Templates for consistent dev environments using Dev Containers (VS Code or GitHub Codespaces). Each branch targets a specific stack with sensible defaults—ideal for reproducible development.
In production, Docker makes builds and environments predictable, portable, and repeatable. Dev Containers bring the same reliability to development.
A Dev Container is a Docker container preconfigured with the required tools, runtimes, and shell settings. When used with VS Code, it ensures the correct dependencies, versions, and tooling are always in place — avoiding conflicts between projects and removing the need for manual setup. One project may need Python 3.12, another Python 3.9 — Dev Containers keep these environments isolated so they never interfere with one another.

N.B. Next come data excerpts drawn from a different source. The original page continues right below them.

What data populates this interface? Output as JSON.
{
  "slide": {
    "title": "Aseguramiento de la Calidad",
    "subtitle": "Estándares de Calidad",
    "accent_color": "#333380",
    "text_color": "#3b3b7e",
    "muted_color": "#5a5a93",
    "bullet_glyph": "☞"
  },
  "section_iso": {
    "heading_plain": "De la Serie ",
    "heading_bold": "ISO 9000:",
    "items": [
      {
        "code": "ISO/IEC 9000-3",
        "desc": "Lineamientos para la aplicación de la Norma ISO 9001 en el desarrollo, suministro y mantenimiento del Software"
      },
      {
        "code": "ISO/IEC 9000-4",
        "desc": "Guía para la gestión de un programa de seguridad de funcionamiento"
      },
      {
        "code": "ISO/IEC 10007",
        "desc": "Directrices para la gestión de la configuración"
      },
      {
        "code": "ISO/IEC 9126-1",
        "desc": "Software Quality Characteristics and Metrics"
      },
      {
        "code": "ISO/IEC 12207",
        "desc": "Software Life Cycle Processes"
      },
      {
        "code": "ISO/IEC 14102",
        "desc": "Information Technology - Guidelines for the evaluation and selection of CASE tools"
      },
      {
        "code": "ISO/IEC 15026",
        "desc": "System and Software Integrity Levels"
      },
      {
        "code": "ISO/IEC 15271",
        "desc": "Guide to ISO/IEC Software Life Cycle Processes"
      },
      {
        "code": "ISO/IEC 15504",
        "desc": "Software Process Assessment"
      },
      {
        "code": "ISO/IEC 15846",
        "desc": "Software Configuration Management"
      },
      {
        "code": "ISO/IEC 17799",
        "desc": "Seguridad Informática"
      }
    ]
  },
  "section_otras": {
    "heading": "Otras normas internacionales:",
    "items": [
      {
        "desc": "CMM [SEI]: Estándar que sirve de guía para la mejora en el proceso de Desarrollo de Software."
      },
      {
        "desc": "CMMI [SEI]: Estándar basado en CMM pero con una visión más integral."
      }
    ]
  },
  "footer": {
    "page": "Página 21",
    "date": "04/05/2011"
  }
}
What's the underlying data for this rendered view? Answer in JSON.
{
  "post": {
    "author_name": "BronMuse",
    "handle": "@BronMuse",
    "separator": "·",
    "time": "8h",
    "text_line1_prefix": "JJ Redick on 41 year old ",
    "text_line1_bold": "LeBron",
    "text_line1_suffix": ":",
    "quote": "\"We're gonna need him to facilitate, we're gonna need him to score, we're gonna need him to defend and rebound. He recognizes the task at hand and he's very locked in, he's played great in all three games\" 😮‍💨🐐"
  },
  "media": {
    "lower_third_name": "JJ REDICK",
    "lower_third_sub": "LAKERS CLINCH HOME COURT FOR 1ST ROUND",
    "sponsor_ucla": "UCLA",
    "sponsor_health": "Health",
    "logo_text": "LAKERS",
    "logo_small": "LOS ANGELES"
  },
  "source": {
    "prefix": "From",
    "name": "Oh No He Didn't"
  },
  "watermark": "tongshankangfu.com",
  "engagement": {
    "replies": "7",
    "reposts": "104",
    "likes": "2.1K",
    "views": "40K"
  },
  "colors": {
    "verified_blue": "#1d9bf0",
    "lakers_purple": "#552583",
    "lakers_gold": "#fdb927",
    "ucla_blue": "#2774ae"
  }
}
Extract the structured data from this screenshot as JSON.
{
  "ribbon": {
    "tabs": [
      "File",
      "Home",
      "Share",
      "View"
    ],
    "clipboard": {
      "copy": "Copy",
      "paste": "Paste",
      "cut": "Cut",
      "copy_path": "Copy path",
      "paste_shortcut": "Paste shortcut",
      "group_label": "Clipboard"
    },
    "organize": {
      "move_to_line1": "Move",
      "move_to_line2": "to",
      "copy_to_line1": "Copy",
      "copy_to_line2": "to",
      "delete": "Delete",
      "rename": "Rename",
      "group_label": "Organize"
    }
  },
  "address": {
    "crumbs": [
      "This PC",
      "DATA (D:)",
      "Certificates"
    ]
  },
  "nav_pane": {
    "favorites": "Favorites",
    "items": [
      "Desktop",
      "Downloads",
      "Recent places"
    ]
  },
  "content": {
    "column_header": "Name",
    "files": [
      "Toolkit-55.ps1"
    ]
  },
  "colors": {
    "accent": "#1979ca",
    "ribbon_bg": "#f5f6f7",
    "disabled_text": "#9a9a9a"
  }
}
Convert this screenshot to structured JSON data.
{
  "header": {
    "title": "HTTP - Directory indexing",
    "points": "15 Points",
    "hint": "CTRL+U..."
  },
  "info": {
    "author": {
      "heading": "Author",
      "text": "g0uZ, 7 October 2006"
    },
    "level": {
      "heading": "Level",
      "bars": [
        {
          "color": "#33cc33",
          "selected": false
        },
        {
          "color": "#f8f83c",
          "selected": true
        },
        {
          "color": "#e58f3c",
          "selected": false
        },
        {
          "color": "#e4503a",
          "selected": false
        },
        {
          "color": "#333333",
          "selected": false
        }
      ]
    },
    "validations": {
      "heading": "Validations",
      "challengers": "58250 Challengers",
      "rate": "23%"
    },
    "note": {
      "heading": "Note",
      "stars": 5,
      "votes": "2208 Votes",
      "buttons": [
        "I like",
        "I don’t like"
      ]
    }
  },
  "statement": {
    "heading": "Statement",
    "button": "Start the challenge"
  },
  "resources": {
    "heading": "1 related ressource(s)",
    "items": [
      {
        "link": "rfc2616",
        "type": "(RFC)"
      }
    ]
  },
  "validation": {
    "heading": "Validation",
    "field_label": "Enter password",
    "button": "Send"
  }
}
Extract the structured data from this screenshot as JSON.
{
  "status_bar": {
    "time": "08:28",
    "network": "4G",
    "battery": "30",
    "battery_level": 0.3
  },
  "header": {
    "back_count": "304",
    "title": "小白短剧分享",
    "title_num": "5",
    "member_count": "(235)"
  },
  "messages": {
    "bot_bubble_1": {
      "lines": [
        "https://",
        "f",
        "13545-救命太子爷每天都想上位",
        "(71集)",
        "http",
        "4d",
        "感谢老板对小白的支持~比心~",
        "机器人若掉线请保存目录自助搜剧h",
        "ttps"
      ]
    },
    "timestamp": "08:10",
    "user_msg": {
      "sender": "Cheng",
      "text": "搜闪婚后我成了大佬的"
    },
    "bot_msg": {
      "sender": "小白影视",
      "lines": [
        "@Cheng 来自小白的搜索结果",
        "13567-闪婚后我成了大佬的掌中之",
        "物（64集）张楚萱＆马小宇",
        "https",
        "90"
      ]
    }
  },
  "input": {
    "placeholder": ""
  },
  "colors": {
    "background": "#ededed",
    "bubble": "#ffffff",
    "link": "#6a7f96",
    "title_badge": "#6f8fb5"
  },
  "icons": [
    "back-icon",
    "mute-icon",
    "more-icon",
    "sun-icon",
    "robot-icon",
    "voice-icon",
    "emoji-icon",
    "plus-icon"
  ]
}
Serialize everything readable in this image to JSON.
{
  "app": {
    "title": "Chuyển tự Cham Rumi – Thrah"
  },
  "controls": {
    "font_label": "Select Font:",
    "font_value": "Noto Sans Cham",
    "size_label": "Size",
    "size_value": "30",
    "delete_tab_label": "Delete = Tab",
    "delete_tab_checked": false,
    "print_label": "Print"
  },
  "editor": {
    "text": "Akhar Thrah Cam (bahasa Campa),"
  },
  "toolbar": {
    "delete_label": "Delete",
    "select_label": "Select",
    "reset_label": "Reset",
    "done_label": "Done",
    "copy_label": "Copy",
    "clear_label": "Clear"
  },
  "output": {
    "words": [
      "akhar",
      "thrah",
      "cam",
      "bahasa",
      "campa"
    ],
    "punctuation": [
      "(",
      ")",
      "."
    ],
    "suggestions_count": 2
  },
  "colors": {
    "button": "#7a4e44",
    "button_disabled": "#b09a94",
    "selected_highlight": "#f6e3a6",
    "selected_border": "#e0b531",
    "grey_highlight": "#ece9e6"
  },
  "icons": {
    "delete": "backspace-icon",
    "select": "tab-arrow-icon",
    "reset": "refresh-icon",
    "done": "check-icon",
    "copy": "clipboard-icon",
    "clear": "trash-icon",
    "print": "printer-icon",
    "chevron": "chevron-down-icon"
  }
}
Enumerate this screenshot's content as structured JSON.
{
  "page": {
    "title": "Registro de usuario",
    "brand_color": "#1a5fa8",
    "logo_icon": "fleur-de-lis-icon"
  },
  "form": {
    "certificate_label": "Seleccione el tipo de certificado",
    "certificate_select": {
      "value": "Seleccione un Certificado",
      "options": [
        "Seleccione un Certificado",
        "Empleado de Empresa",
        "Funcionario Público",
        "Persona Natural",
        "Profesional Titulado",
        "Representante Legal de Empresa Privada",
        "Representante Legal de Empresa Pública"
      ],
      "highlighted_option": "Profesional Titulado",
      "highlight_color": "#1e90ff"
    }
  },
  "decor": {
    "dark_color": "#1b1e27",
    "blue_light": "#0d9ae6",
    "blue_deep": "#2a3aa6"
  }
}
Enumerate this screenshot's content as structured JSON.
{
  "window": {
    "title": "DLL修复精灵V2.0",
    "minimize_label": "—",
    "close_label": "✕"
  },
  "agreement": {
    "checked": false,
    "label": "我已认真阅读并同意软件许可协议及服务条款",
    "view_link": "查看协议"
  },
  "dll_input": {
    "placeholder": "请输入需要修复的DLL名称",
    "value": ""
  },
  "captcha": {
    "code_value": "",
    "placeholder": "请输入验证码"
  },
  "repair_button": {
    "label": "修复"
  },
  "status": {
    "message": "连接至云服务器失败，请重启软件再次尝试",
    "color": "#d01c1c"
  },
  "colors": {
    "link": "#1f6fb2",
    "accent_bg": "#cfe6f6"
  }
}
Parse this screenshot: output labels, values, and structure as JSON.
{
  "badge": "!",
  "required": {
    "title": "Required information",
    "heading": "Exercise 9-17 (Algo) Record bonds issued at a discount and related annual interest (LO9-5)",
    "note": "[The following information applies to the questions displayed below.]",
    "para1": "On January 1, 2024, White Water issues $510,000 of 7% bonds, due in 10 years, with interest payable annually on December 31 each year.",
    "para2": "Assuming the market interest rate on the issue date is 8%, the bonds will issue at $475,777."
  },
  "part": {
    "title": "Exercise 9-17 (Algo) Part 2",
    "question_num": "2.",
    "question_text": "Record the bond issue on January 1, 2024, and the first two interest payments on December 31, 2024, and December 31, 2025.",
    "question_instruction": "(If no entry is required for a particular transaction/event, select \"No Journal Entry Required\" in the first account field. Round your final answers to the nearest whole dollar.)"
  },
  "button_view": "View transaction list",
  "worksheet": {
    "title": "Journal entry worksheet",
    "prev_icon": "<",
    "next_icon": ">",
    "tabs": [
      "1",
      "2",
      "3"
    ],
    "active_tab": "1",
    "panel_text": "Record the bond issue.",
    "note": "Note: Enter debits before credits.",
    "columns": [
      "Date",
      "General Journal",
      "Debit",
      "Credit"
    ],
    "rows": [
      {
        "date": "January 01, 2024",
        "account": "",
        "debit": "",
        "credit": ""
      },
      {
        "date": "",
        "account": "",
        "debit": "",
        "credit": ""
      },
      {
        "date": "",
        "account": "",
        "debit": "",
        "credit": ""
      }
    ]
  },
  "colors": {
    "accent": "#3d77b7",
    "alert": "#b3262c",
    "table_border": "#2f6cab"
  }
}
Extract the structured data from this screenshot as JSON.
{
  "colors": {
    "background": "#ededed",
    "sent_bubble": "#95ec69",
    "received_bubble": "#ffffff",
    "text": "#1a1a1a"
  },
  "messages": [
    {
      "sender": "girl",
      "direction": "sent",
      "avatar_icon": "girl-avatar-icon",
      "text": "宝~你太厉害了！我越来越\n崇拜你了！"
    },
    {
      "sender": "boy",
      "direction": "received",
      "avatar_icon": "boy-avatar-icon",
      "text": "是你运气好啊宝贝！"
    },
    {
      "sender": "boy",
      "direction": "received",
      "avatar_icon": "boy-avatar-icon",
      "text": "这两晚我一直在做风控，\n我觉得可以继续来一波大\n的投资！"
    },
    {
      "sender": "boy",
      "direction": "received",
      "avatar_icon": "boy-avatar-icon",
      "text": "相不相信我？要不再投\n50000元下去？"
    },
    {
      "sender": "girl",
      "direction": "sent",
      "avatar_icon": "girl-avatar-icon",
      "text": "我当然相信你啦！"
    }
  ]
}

This approach delivers consistent environments across platforms and team members, isolates development from the host system for clean and reproducible workspaces, and makes onboarding effortless: simply clone the repo and reopen it in a container.
To show their versatility, this repo includes:
- Languages: Go, Python, Java, Jupyter Notebook
- Orchestration: Docker Compose for dependencies
- Extras: Claude Code, zsh shell with plugins
Dev Containers replace manual environment setup with a single, reproducible configuration.
Branch | Description | Build Status |
---|---|---|
go | Go development environment — gopls, golangci-lint, cache, sample server — README | |
java | Java development environment with Spring Boot — README | |
python | Python 3 dev environment with uv, FastAPI, tasks, debug preset — README | |
notebook | Jupyter Notebook / Data Science environment — Jupyter, common DS libs — README |
Branch | Description | Build Status |
---|---|---|
docker-compose | Python (FastAPI) app with PostgreSQL and Redis via Docker Compose — README |
Branch | Description | Build Status |
---|---|---|
claude | Dev container with Claude for VS Code preinstalled — README | |
zsh | zsh with oh-my-zsh and useful plugins — README |
claude and zsh templates can be combined with any of the language environments above for an enhanced development experience.
Each branch provides a complete .devcontainer/
setup and Dockerfile
, tailored for its specific environment.
Common features across branches:
- Lightweight Debian base image
- Non-root
vscode
user (safer default for dev containers) - Preconfigured VS Code settings via
devcontainer.json
Example layout:
.
├── .devcontainer/
│ ├── devcontainer.json # VS Code devcontainer configuration
│ └── Dockerfile # Environment definition
├── README.md # Branch-specific documentation
└── LICENSE # MIT License
git clone https://github.com/s-garg/dev-container-templates.git
cd dev-container-templates
git checkout <branch> # e.g., python, go, docker-compose, etc.
code . # open repo in VS Code
# then run "Dev Containers: Reopen in Container"
💡 Tip: If you have the Dev Containers CLI installed:
devcontainer open
This project is licensed under the MIT License — see the LICENSE file for full details.